Alan Millington <admillington@xxxxxxxxxxx> · Sat, 23 Jan 2010 13:26:22 +0000 (GMT)

>You probably need to ask the mxODBC developers (who AFAIK don't hang out
>on this list) what they are doing with that data.  It sounds fairly
>likely to me that the bytea value is just being sent as a string without
>any special encoding.  That would explain both the null sensitivity you
>mention later in the thread, and the encoding validity complaints ---
>PG 8.1 was much less picky about string encoding validity than recent
>versions are.
>There are basically two ways that you could make this work reliably:
>arrange for the bytea value to be sent as an out-of-line binary
>parameter, or encode it using backslash sequences (eg, '\000' for a
>null).  Whether the former is possible with mxODBC I dunno.  The latter
>might be something that mxODBC will do for you if it knows the value
>is supposed to be bytea, but without that knowledge I don't see how it
>could.  You might end up having to do the encoding yourself.

Preliminary notes:

1. I have now confirmed that at some point I upgraded from mxODBC 3.0 to 3.0.3. The statement in my original posting that my mxODBC installation had not changed was wrong.

2. The Python 'str' datatype is used for any sequence of single bytes, like C's array of char.
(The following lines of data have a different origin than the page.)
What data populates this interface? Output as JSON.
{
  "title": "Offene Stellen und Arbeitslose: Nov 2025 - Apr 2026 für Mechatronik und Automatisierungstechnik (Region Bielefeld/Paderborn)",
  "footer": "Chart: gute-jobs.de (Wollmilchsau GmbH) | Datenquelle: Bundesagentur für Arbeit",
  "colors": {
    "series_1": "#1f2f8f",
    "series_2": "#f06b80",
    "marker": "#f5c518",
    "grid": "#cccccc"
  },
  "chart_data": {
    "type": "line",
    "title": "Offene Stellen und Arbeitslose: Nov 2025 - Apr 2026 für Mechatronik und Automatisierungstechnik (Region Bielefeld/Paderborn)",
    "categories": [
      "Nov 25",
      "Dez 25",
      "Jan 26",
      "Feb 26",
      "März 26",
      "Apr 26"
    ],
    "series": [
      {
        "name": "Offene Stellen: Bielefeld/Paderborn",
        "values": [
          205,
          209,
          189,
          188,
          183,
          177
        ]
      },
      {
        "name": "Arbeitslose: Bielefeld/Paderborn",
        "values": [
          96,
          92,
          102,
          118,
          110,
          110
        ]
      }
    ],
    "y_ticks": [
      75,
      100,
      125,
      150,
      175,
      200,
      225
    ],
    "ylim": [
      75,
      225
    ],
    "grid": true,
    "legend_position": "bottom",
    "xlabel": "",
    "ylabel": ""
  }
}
One cannot tell from the datatype what these bytes are intended to represent: it could be ASCII characters, characters in any single-byte encoding, Unicode in any encoding, or binary data.

I have discovered a workaround, which is to pass the data to mxODBC in a Python buffer object, which clearly identifies the data as binary.

I wrote to eGenix about this as follows:

For some years I have used a Postgres 8.1.4 database (UTF8) with the Postgres Unicode ODBC driver. At first I used mxODBC 2.0 as my interface with Python 2.4, then I upgraded to mxODBC 3.0 for Python 2.5. I am now on Python 2.6.

 With mxODBC 2.0 I had to use the Binary() function to convert binary data to a buffer object if I was to insert it successfully into a bytea column. With mxODBC 3.0 I found that that was no longer necessary, though now I had to check the “bytea as LO” option of the driver.

 At some point I upgraded to mxODBC 3.0.3, and recently I upgraded to Postgres 8.4.1. On trying to insert into a bytea column yesterday I found I was no longer able to do so. Either I received an "invalid byte sequence for encoding UTF8" error from Postgres, or the data was truncated at the first NULL, as though it was a C-style string.

 I find, however, that if I
 use Binary() again, I can insert the data correctly.

 It seems to make no difference whether I use BIND_USING_SQLTYPE or BIND_USING_PYTHONTYPE.

 Possibilities:

 i) Postgres has changed its processing of bytea input.
ii) mxODBC has changed the way it handles such data.
iii) Both have changed.

 Can you shed any light on this?
Marc-Andre Lemburg replied as follows:

mxODBC has not changed in this respect between 3.0.0 and 3.0.3,
so it must be the PostgreSQL code that has changed.

Note that changing the bind type doesn't help in this case, since
the PostgreSQL ODBC driver does not provide the necessary APIs
to do SQL type binding. As a result, mxODBC will always use
Python type binding.

By using the Binary() wrapper for binary data (which really is just
an alias for buffer()), you tell mxODBC to send the data as
binary data to PostgreSQL. Without the wrapper, mxODBC will send
the data as text data and since it is not possible to store
binary data as UTF-8 you get the errors you are seeing.
What puzzles me is hinted at in the last sentence: why does Postgres 8.4.1 (though apparently not 8.1.4) try to interpret the bytes as UTF8 when they are being sent to a column that is typed as bytea?

I apologise if this posting is excessively long, but I like to understand the reasons for things, and others may find the information useful.